Counternarratives offers a kaleidoscopic vision of the struggle to be free, in its various manifestations, and in a range of historical periods and situated conflicts. Many of these stories, particularly in the first section that relates tales of seventeenth- and eighteenth-century America and South America, feel as if they have been unearthed: yes, they are fiction, but they have the feel of actual memoir told by rescued voices. Keene adopts a stylistically retro narrative voice, often seeming to match voice to time, place, subject, and persona, and the book is replete with maps, newspaper clippings, and fictionalized accounts of real-life artists and performers. This quality may immediately bring the naturalistic U.S.A. trilogy to mind, but where Dos Passos is more concerned with finding the victims of modern life, Counternarratives explores the modernist tradition itself, including Langston Hughes, Mexican poet Xavier Villaurrutia, composer and playwright Bob Cole, and acrobat Miss La La (subject of Degas's painting "Miss La La at the Cirque Fernando") as subjects. Keene even puts fictitious journal entries by W.E.B. Du Bois and George Santayana side by side on the page, another lively reappraisal of the tradition of cultural criticism. Even the author of the aphorism, "those who cannot remember the past are condemned to repeat it," becomes a memory of the past, a trace to a moment in time, place, and circumstance.

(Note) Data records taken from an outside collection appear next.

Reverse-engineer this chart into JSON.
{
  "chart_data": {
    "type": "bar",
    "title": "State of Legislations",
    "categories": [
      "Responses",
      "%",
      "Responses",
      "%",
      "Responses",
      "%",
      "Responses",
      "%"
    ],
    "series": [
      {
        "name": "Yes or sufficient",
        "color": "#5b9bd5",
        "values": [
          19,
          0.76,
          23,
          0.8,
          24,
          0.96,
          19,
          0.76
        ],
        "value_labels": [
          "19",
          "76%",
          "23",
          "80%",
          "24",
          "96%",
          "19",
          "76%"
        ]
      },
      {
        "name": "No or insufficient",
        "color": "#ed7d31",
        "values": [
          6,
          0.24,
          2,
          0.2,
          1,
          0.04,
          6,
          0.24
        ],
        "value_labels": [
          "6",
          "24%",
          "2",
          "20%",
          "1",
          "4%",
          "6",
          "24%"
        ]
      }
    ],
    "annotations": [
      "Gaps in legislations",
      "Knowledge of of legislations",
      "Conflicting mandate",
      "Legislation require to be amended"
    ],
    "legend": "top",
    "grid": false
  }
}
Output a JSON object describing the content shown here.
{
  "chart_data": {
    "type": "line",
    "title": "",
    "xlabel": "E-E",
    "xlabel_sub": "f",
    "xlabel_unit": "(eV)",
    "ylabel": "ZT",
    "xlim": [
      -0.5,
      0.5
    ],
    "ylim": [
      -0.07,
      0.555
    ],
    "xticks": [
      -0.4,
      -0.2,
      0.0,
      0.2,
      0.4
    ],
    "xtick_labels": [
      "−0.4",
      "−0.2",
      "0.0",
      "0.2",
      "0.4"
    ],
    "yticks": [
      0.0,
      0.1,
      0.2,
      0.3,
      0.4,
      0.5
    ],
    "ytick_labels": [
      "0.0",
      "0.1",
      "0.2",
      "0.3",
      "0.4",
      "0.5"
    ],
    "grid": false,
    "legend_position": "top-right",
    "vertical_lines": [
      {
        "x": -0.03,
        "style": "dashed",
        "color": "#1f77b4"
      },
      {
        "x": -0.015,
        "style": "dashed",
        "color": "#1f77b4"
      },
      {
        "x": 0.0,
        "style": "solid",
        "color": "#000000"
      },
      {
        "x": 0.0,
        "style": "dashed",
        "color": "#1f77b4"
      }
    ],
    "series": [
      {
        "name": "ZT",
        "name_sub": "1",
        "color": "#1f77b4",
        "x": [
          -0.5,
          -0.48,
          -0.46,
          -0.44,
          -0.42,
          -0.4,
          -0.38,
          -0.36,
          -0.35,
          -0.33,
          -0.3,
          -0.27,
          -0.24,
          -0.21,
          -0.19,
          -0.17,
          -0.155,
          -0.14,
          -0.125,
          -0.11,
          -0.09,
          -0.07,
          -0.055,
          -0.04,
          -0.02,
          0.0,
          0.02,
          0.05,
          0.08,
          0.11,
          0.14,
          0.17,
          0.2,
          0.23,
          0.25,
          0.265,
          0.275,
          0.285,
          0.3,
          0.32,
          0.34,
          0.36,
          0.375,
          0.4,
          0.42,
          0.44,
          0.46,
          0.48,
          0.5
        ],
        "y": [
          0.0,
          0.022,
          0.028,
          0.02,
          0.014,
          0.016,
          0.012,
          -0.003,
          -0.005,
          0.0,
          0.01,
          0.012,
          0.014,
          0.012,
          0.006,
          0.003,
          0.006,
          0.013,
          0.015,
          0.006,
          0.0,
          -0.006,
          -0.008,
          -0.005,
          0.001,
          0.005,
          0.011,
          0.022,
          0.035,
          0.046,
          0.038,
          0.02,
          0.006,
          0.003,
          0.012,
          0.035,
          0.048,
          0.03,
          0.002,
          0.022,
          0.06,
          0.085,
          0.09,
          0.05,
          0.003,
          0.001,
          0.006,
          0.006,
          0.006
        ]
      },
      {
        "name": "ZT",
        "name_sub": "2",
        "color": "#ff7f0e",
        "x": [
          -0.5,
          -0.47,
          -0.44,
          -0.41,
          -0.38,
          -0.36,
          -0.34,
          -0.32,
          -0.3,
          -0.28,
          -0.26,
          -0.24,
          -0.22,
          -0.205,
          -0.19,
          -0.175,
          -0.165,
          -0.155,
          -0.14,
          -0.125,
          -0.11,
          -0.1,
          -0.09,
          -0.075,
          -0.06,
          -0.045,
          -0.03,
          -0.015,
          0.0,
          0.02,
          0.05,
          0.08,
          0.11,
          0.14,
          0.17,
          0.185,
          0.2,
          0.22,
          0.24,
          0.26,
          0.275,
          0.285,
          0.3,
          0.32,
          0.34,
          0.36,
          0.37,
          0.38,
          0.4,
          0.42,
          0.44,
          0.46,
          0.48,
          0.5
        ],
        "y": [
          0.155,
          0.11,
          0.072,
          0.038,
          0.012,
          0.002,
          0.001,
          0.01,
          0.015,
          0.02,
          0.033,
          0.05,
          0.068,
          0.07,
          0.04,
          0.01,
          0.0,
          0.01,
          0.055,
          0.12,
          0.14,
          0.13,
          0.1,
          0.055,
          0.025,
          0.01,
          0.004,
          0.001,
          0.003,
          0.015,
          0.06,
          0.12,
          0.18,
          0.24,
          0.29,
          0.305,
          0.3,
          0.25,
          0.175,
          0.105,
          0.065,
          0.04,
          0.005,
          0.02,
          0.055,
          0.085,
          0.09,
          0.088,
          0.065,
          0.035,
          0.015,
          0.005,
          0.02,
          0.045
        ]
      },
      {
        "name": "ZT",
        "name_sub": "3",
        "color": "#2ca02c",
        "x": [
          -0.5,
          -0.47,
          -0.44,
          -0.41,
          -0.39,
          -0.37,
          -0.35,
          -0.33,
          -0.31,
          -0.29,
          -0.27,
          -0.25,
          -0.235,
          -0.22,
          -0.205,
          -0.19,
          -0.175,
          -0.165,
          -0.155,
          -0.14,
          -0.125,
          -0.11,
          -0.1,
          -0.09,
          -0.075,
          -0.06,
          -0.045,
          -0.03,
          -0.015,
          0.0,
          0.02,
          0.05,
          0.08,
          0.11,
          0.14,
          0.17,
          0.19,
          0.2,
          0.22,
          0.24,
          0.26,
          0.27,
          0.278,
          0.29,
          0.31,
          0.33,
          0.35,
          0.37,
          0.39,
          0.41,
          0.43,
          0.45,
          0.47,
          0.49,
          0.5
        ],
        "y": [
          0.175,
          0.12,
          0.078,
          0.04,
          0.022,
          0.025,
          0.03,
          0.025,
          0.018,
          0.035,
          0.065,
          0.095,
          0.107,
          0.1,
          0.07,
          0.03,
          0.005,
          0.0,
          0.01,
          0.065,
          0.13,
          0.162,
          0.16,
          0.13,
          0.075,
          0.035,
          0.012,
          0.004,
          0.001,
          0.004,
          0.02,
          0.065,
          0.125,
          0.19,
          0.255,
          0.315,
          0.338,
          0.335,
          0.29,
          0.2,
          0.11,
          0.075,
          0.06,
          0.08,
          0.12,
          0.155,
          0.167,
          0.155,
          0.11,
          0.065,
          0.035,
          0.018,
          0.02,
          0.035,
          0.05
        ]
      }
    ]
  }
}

The book's second section brings us forward in time and is richly populated by artists and philosophers. Here we find "Rivers," a story in which canonical Americans Tom, Huck, and Jim all meet again years after their journey down the Mississippi. "Aeronauts" concludes with a hot air balloon flight over Civil War encampments that can only be described as "not quite fear, not quite elation." The story of Bob Cole, "Cold," eloquently and achingly describes Cole's suicidal swim. Toward its conclusion, the years move backwards, "1911, 1910, 1909, nobody knows the trouble," and friends call out to him as he is "pantomiming" and "miming" swimming as if in a routine from his iconic A Trip to Coontown. In "Blues," Langston Hughes comes to us through a third-person close narration that uses short poetic bursts, separated by ellipses. In fact, many stories end with ellipses or hyphens, or other notions of cancelled out breaths. Once again, voicing the voiceless in fiction is sometimes not enough. The difficulty in achieving closure resounds.

Like The Last Angel of History, which appeared on one of Keene's recent syllabi for his Northwestern University course on Black Literary Avant-Gardes, Counternarratives questions how we must sift through the past in order to approach the future. Keene, who is a founding member of the Dark Room Collective, is an excellent guide. He allows us to see and experience the feeling of rising from the margins, and the artists and individuals driven to madness and despair.

E. L. Doctorow, whom Keene mentions in the acknowledgements as one of his influential teachers, considered similar questions of how to voice the past in his novel, Ragtime. The great deception of objective history, told in official historian voice, becomes the great elation of postmodern historical fiction that treats historical writing as a questionable performance. As Fredric Jameson wrote of Ragtime: "This historical novel can no longer set out to represent the historical past; it can only 'represent' our ideas and stereotypes about that past (which thereby at once becomes 'pop history')." Keene understands this deeply. What he offers us here is a subversion of the traditional historical novel, one that looks at representation as much as it does the official record. For Keene, in order to accurately represent the past, he must self-consciously add to the rich mythography of popular history. In fact, he sees all of the narratives that surround American-ness and American literature as simply that: narratives. By picking up the story of Huck Finn in the context of the Civil War, for instance, or by granting a tragic vaudevillian one final performance, Keene acknowledges that history itself is not fixed. The postmodern historical novel tends not to hide away from simulacra, and instead remixes and remakes the story. But by including representations of real people, reflecting hours of thorough research, it should be noted that Keene does not let go of the dream of all historical novelists to "get it right." All historical fiction, in some way or another, seeks to capture that ineffable feeling of what it was like to be there. The most direct path to achieving this dream often depends mostly on the author's imagination; here that imagination carries one through an amazing panoply of tales.